Sometimes in a claim, people opt to receive their financial reward in payments. It’s not that a lump sum isn’t available. Waiting for the total amount may take longer to receive.
That’s the gist of a structured settlement.
Settlements of this type benefit both the defendant and the plaintiff. The respondent gets a faster resolution, saving thousands on the cost of litigation. They also get to ensure all payments get paid on time.
The best part is the plaintiff receives guaranteed tax-free money that’s owed them. This financial security gives them peace of mind.
Are you trying to figure out how to get your money and if a structured settlement is a good idea? Read this article to learn more.
1. The Structured Settlement Process
When someone suffers an injury, illness, or death occurs at no fault of their own, they have a right to sue. They become the plaintiff who sues for compensation for their injuries.
To keep the lawsuit from going to trial, the defendant agrees to give money to the plaintiff through payments. In some cases, a judge may force a dependant to do so.
A qualified signee structures the terms of the settlement then sets up an annuity contract. The life insurance company who issues the annuity contract pays the plaintiff a series of payments.
2. Common Reasons for Structured Settlements
Plaintiffs receive settlement payouts for different reasons. Here are a few common causes for these types of settlements:
- Personal Injury
- Worker’s Compensation
- Wrongful Death
Payments from these common reasons provide the plaintiff with a fixed stream of income.
3. Pros and Cons
Most plaintiffs opt for structured settlements because of the tax benefit. The majority of personal injury settlement payouts are tax-free. Claimants also have the option to tailor their payments to take care of certain needs.
The flipside is choosing structured settlements does release you from paying attorney fees. Also, insurance companies don’t allow you to change the annuity once it’s funded.
If you withdraw from this type of settlement, expect the IRS to swoop in with penalties and fees.
4. Choose the Best Company to Get Your Payments
Choosing a company that handles structured settlements appropriately is like choosing a bank. You don’t just put your money anywhere. You look at their history and success rate in the community.

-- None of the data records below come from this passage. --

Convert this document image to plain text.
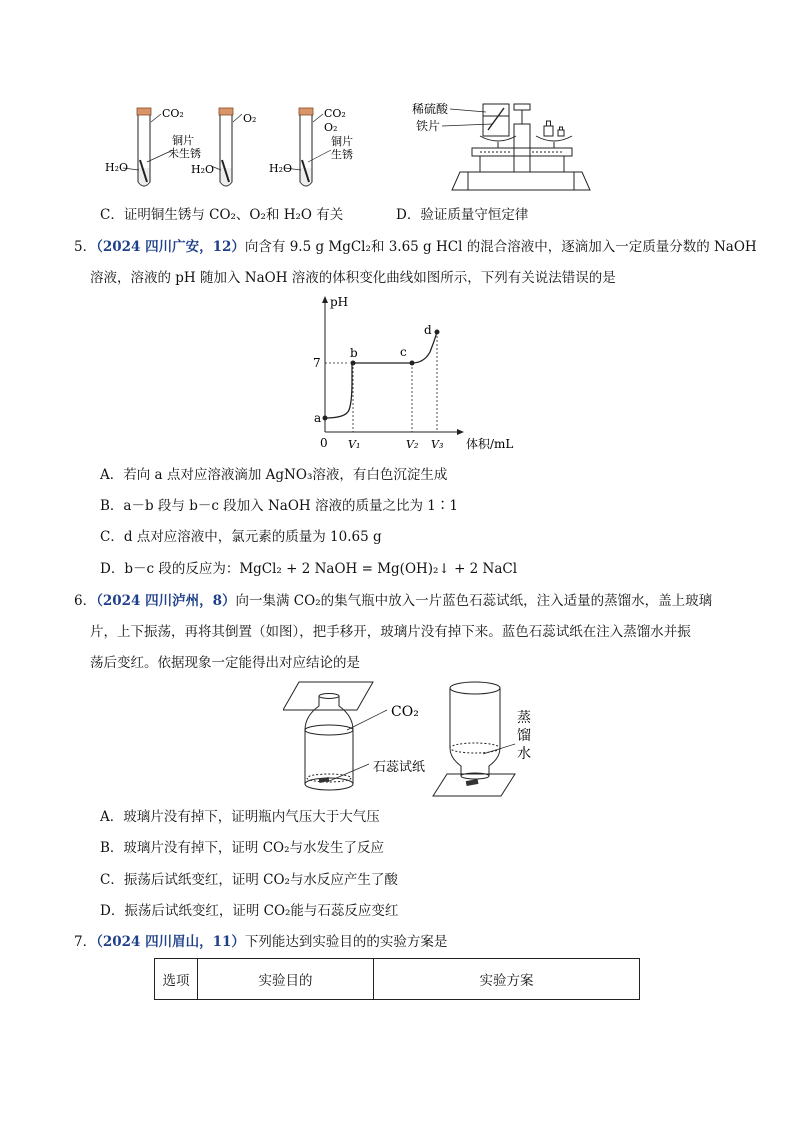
CO₂
H₂O
铜片
未生锈
O₂
H₂O
CO₂
O₂
H₂O
铜片
生锈
稀硫酸
铁片
C．证明铜生锈与 CO₂、O₂和 H₂O 有关	D．验证质量守恒定律
5．（2024 四川广安，12）向含有 9.5 g MgCl₂和 3.65 g HCl 的混合溶液中，逐滴加入一定质量分数的 NaOH
溶液，溶液的 pH 随加入 NaOH 溶液的体积变化曲线如图所示，下列有关说法错误的是
pH
体积/mL
0
7
a
b	c
d
V₁	V₂ V₃
A．若向 a 点对应溶液滴加 AgNO₃溶液，有白色沉淀生成
B．a－b 段与 b－c 段加入 NaOH 溶液的质量之比为 1∶1
C．d 点对应溶液中，氯元素的质量为 10.65 g
D．b－c 段的反应为：MgCl₂ + 2 NaOH = Mg(OH)₂↓ + 2 NaCl
6．（2024 四川泸州，8）向一集满 CO₂的集气瓶中放入一片蓝色石蕊试纸，注入适量的蒸馏水，盖上玻璃
片，上下振荡，再将其倒置（如图），把手移开，玻璃片没有掉下来。蓝色石蕊试纸在注入蒸馏水并振
荡后变红。依据现象一定能得出对应结论的是
CO₂
石蕊试纸
蒸
馏
水
A．玻璃片没有掉下，证明瓶内气压大于大气压
B．玻璃片没有掉下，证明 CO₂与水发生了反应
C．振荡后试纸变红，证明 CO₂与水反应产生了酸
D．振荡后试纸变红，证明 CO₂能与石蕊反应变红
7．（2024 四川眉山，11）下列能达到实验目的的实验方案是
选项	实验目的	实验方案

Consider previous customer complaints. Don’t end up contracting with an unscrupulous company. Make sure they have a reputation for giving customers the highest offer on their payments.
5. How to Get the Most at Once
Plaintiffs have the option of getting all their money at once. It’s called taking the lump sum. People do this when they’re in dire straights for cash. They need to pay bills and put food on the table.
Whatever the case, this option exists. It is, however, subject to taxation—much more than going the payment route. Find out more about how to do it here.
Consider Your Options
A structured settlement is one way to go when you need a steady income after an injury claim. Before you take the lump sum, consider the benefits, and choose the best company for your payments.